Cisco Customer and Seller Experience IT vice president Bailey Szeto outlined the power of flexibility in IT and the importance of breaking down department silos in order to implement change swiftly.
“Planning can’t be done in a vacuum,” he said.
“It can’t just be IT to ensure the company continues, there has to be a partnership between IT and all the business functions.”
Since the coronavirus outbreak, Cisco has assisted hundreds of partners and customers to embrace a new period of ‘connected’ isolation, working with healthcare providers to enable information dissemination as well as creating a secure platform for governments to communicate, all via Webex.

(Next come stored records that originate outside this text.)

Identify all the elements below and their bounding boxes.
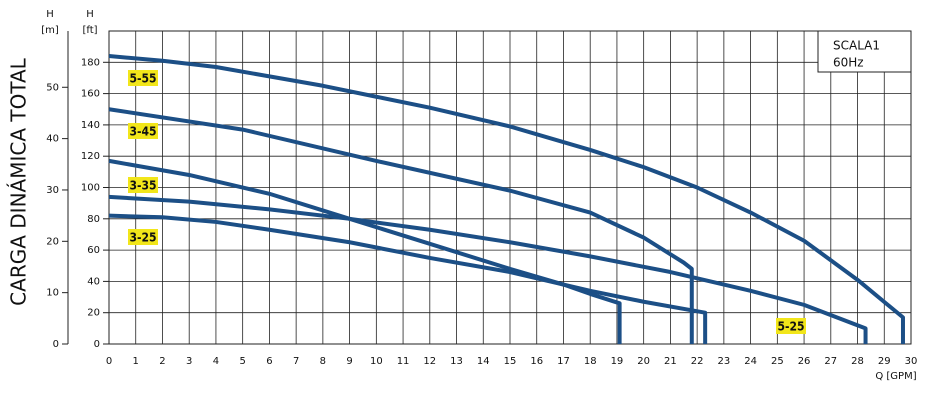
y2-tick-label: 50 xyxy=(46,82,59,93)
annotation: SCALA1 xyxy=(833,39,880,53)
x-tick-label: 4 xyxy=(213,356,219,367)
y-axis-title: H xyxy=(86,9,94,20)
x-tick-label: 28 xyxy=(851,356,864,367)
y2-tick-label: 30 xyxy=(46,185,59,196)
y-tick-label: 60 xyxy=(87,245,100,256)
y-tick-label: 140 xyxy=(81,120,100,131)
legend-box xyxy=(776,318,806,334)
legend-label: 5-25 xyxy=(777,320,804,334)
x-tick-label: 5 xyxy=(239,356,245,367)
x-tick-label: 12 xyxy=(423,356,436,367)
y-axis-label: CARGA DINÁMICA TOTAL xyxy=(7,57,31,305)
y2-tick-label: 0 xyxy=(53,339,59,350)
pump-curve xyxy=(108,54,905,344)
legend-box xyxy=(128,123,158,139)
x-tick-label: 7 xyxy=(293,356,299,367)
x-tick-label: 18 xyxy=(584,356,597,367)
y2-tick-label: 10 xyxy=(46,288,59,299)
y-tick-label: 20 xyxy=(87,308,100,319)
y-tick-label: 100 xyxy=(81,183,100,194)
x-tick-label: 14 xyxy=(477,356,490,367)
y-tick-label: 40 xyxy=(87,276,100,287)
legend-box xyxy=(128,70,158,86)
x-tick-label: 6 xyxy=(266,356,272,367)
x-tick-label: 15 xyxy=(504,356,517,367)
x-tick-label: 27 xyxy=(824,356,837,367)
x-tick-label: 19 xyxy=(611,356,624,367)
x-tick-label: 26 xyxy=(798,356,811,367)
legend-box xyxy=(128,177,158,193)
x-tick-label: 30 xyxy=(905,356,918,367)
x-tick-label: 13 xyxy=(450,356,463,367)
x-tick-label: 9 xyxy=(346,356,352,367)
y2-tick-label: 20 xyxy=(46,236,59,247)
legend-label: 3-25 xyxy=(129,231,156,245)
legend-box xyxy=(128,229,158,245)
y2-axis-unit: [m] xyxy=(41,25,59,36)
x-tick-label: 1 xyxy=(133,356,139,367)
x-tick-label: 24 xyxy=(744,356,757,367)
legend-label: 3-35 xyxy=(129,179,156,193)
y-tick-label: 160 xyxy=(81,89,100,100)
x-tick-label: 29 xyxy=(878,356,891,367)
x-tick-label: 11 xyxy=(397,356,410,367)
x-tick-label: 21 xyxy=(664,356,677,367)
x-tick-label: 2 xyxy=(159,356,165,367)
y-tick-label: 0 xyxy=(94,339,100,350)
pump-curve xyxy=(108,194,868,344)
x-tick-label: 10 xyxy=(370,356,383,367)
y2-axis-title: H xyxy=(46,9,54,20)
pump-curve xyxy=(108,158,622,344)
x-tick-label: 25 xyxy=(771,356,784,367)
legend-label: 3-45 xyxy=(129,125,156,139)
x-tick-label: 3 xyxy=(186,356,192,367)
annotation: 60Hz xyxy=(833,56,864,70)
y-tick-label: 120 xyxy=(81,151,100,162)
pump-curve xyxy=(108,213,708,344)
x-tick-label: 17 xyxy=(557,356,570,367)
y-tick-label: 80 xyxy=(87,214,100,225)
pump-curve xyxy=(108,107,694,344)
x-tick-label: 8 xyxy=(320,356,326,367)
x-axis-label: Q [GPM] xyxy=(875,371,916,382)
legend-label: 5-55 xyxy=(129,72,156,86)
y2-tick-label: 40 xyxy=(46,134,59,145)
y-tick-label: 180 xyxy=(81,57,100,68)
x-tick-label: 20 xyxy=(637,356,650,367)
annotation-box xyxy=(817,30,912,73)
x-tick-label: 16 xyxy=(530,356,543,367)
x-tick-label: 0 xyxy=(106,356,112,367)
y-axis-unit: [ft] xyxy=(82,25,97,36)
x-tick-label: 22 xyxy=(691,356,704,367)
x-tick-label: 23 xyxy=(717,356,730,367)
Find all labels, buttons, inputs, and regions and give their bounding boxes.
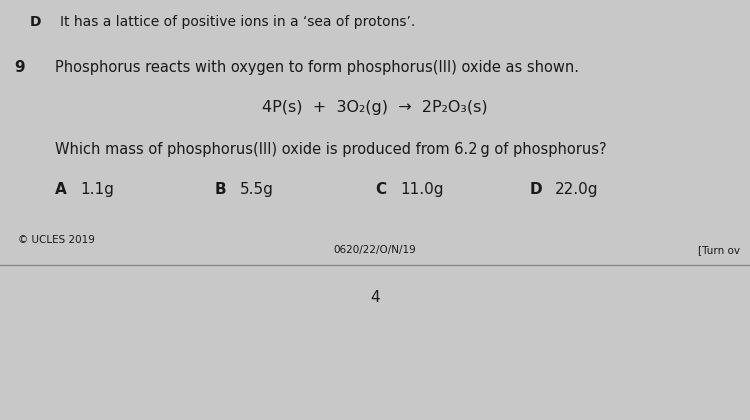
Text: 9: 9 (14, 60, 25, 75)
Text: C: C (375, 182, 386, 197)
Text: 4: 4 (370, 290, 380, 305)
Text: A: A (55, 182, 67, 197)
Text: Phosphorus reacts with oxygen to form phosphorus(III) oxide as shown.: Phosphorus reacts with oxygen to form ph… (55, 60, 579, 75)
Text: [Turn ov: [Turn ov (698, 245, 740, 255)
Text: D: D (530, 182, 542, 197)
Text: Which mass of phosphorus(III) oxide is produced from 6.2 g of phosphorus?: Which mass of phosphorus(III) oxide is p… (55, 142, 607, 157)
Text: 11.0g: 11.0g (400, 182, 443, 197)
Text: B: B (215, 182, 226, 197)
Text: 5.5g: 5.5g (240, 182, 274, 197)
Text: © UCLES 2019: © UCLES 2019 (18, 235, 94, 245)
Text: 0620/22/O/N/19: 0620/22/O/N/19 (334, 245, 416, 255)
Text: 1.1g: 1.1g (80, 182, 114, 197)
Text: It has a lattice of positive ions in a ‘sea of protons’.: It has a lattice of positive ions in a ‘… (60, 15, 416, 29)
Text: 22.0g: 22.0g (555, 182, 598, 197)
Text: D: D (30, 15, 41, 29)
Text: 4P(s)  +  3O₂(g)  →  2P₂O₃(s): 4P(s) + 3O₂(g) → 2P₂O₃(s) (262, 100, 488, 115)
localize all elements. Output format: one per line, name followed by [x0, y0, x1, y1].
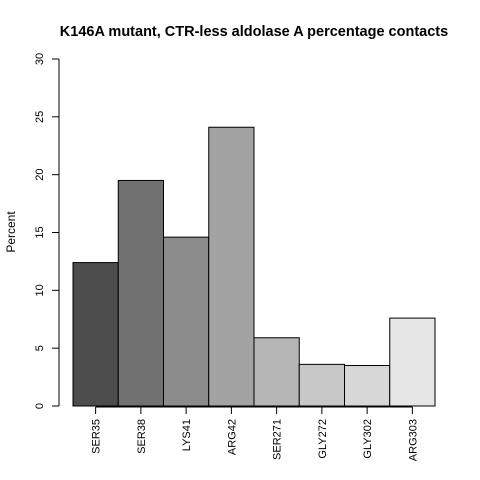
y-tick-label: 20 [34, 169, 46, 181]
bars [72, 126, 436, 407]
x-tick-label: SER38 [136, 419, 148, 454]
y-tick-label: 0 [34, 403, 46, 409]
x-tick-label: ARG42 [226, 419, 238, 455]
y-tick-label: 5 [34, 345, 46, 351]
bar-gly302 [344, 365, 391, 407]
y-tick-label: 25 [34, 111, 46, 123]
chart-title: K146A mutant, CTR-less aldolase A percen… [60, 24, 448, 40]
y-tick-label: 15 [34, 226, 46, 238]
bar-ser35 [72, 262, 119, 407]
y-tick-label: 30 [34, 53, 46, 65]
x-tick-label: ARG303 [407, 419, 419, 461]
x-tick-label: SER35 [91, 419, 103, 454]
y-axis-label: Percent [4, 211, 18, 253]
bar-ser38 [117, 179, 164, 407]
x-axis: SER35 SER38 LYS41 ARG42 SER271 GLY272 GLY302 AR… [91, 406, 419, 461]
bar-arg42 [208, 126, 255, 407]
bar-ser271 [253, 337, 300, 407]
x-tick-label: SER271 [272, 419, 284, 460]
bar-gly272 [298, 363, 345, 407]
bar-lys41 [163, 236, 210, 407]
y-axis: 0 5 10 15 20 25 30 [34, 53, 60, 409]
x-tick-label: GLY302 [362, 419, 374, 459]
x-tick-label: LYS41 [181, 419, 193, 451]
x-tick-label: GLY272 [317, 419, 329, 459]
y-tick-label: 10 [34, 284, 46, 296]
bar-arg303 [389, 317, 436, 407]
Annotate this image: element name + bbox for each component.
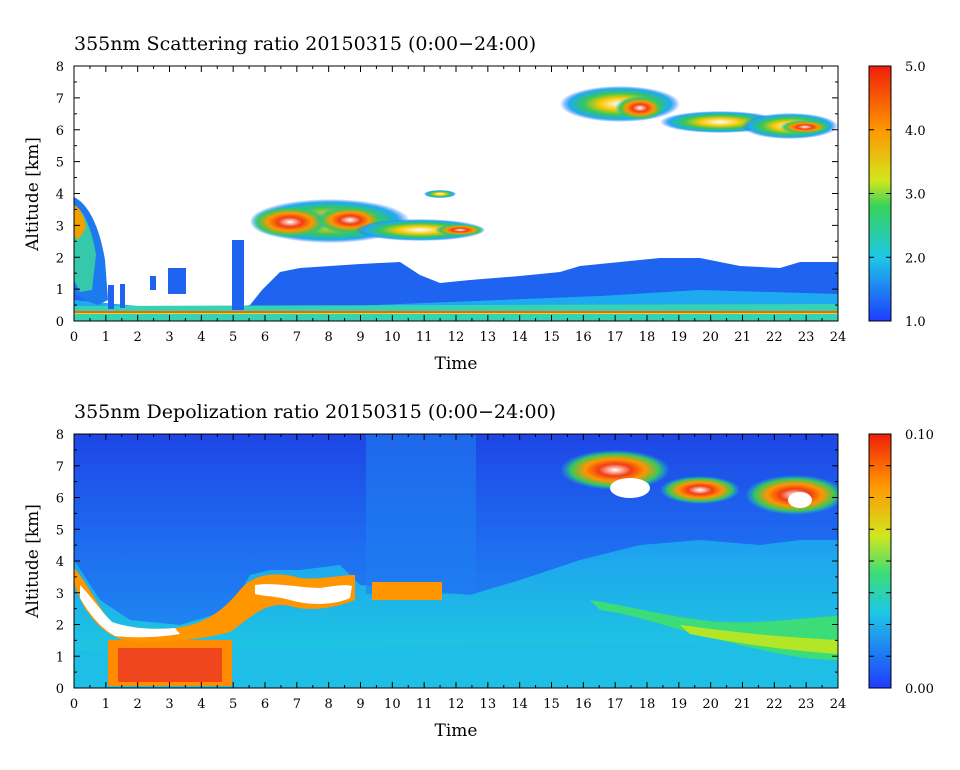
y-tick-label: 4 [56,555,64,570]
x-tick-label: 1 [102,330,110,345]
x-tick-label: 20 [702,330,719,345]
y-tick-label: 3 [56,219,64,234]
x-tick-label: 6 [261,330,269,345]
y-tick-label: 2 [56,619,64,634]
colorbar-tick-label: 5.0 [905,60,926,75]
scattering-ratio-field [74,66,838,321]
x-tick-label: 11 [416,330,433,345]
y-tick-label: 2 [56,251,64,266]
x-tick-label: 10 [384,330,401,345]
x-tick-label: 14 [511,697,528,712]
y-tick-label: 6 [56,124,64,139]
chart-title: 355nm Scattering ratio 20150315 (0:00−24… [74,33,536,55]
x-tick-label: 19 [671,697,688,712]
y-tick-label: 8 [56,60,64,75]
x-tick-label: 8 [325,697,333,712]
y-tick-label: 7 [56,460,64,475]
x-tick-label: 2 [134,330,142,345]
x-tick-label: 3 [165,697,173,712]
x-tick-label: 11 [416,697,433,712]
axes-ticks: 0 1 2 3 4 5 6 7 8 9 10 11 12 13 14 15 16 17 18 19 20 21 22 23 24… [56,428,847,712]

Cisco has supported the West Australian Department of Education with access to Webex for all public schools to enable remote learning, making it easy for students and teachers to meet virtually, and has also done this for the Victorian, and South Australian Education Departments.
Telecommunication companies now face increasing pressure, with Australia’s National Broadband Network recording a 70 to 80 percent data demand increase during daytime hours in March.
And although Australian retail service providers are now able to increase the amount of capacity they purchase from the NBN by 40 per cent, is it a long-term solution?
Cisco Australia and New Zealand chief technology officer Kevin Bloch said the world needed to rethink the future architecture of the internet from both a technical and commercial perspective - not just for now, but to compete with the existing predictions for growth in internet-driven user experience and video.
Transforming the network
Mr Bloch said emerging technologies and ICT trends in cloud capabilities, edge computing, artificial intelligence and the development of a ‘cognitive internet’ would pave the way for the necessary network transformation.
COVID-19, he said, had also emphasised how critical security measures needed to keep pace - with other branded online platforms recently experiencing gatecrashing and phishing attempts.
“That (security) perimeter is no longer sufficient, especially now as we’re in lockdown,” he said.
“Workload is no longer on your premises, your server or your machine, it could be on any public cloud.
“A hacker only needs to get in once.”
Mr Bloch said a complete systems approach including AI, cloud, identity management and zero-trust security solutions, like Cisco Duo, was becoming integral for the front line of cyber defence both in the home and at the office.
The future office
What sort of office will people return to once the lockdown is lifted?
For Cisco distinguished systems engineer Vanessa Sulikowski, the future offers the best of both worlds.
“Workplace transformation in the past decade was heavily focused on the physical workplace… but did we really change the way people were working?,” she questioned.
“Workplace transformation for this decade needs to involve both the physical workplace and the workforce experience.”
Ms Sulikowski said this involved creating a space that, “... enabled connection, collaboration and co-creation in the physical workplace, but also remotely” - driven by virtual platforms, collaboration and communication tools like Webex Teams, programs many of us have now become accustomed to at home.
With a 16 per cent increase in employee engagement and a 14 per cent lift in workplace productivity since implementing these tools companywide, Cisco has already experienced the benefits.
And we can only imagine what further advancements in AI and cognitive workspaces (helping organisations to automate tasks that ‘waste time’) could do to create even more efficiencies.
“People aren’t afraid of this technology, they understand how to use it.
“And we’re using it more effectively than we ever have.”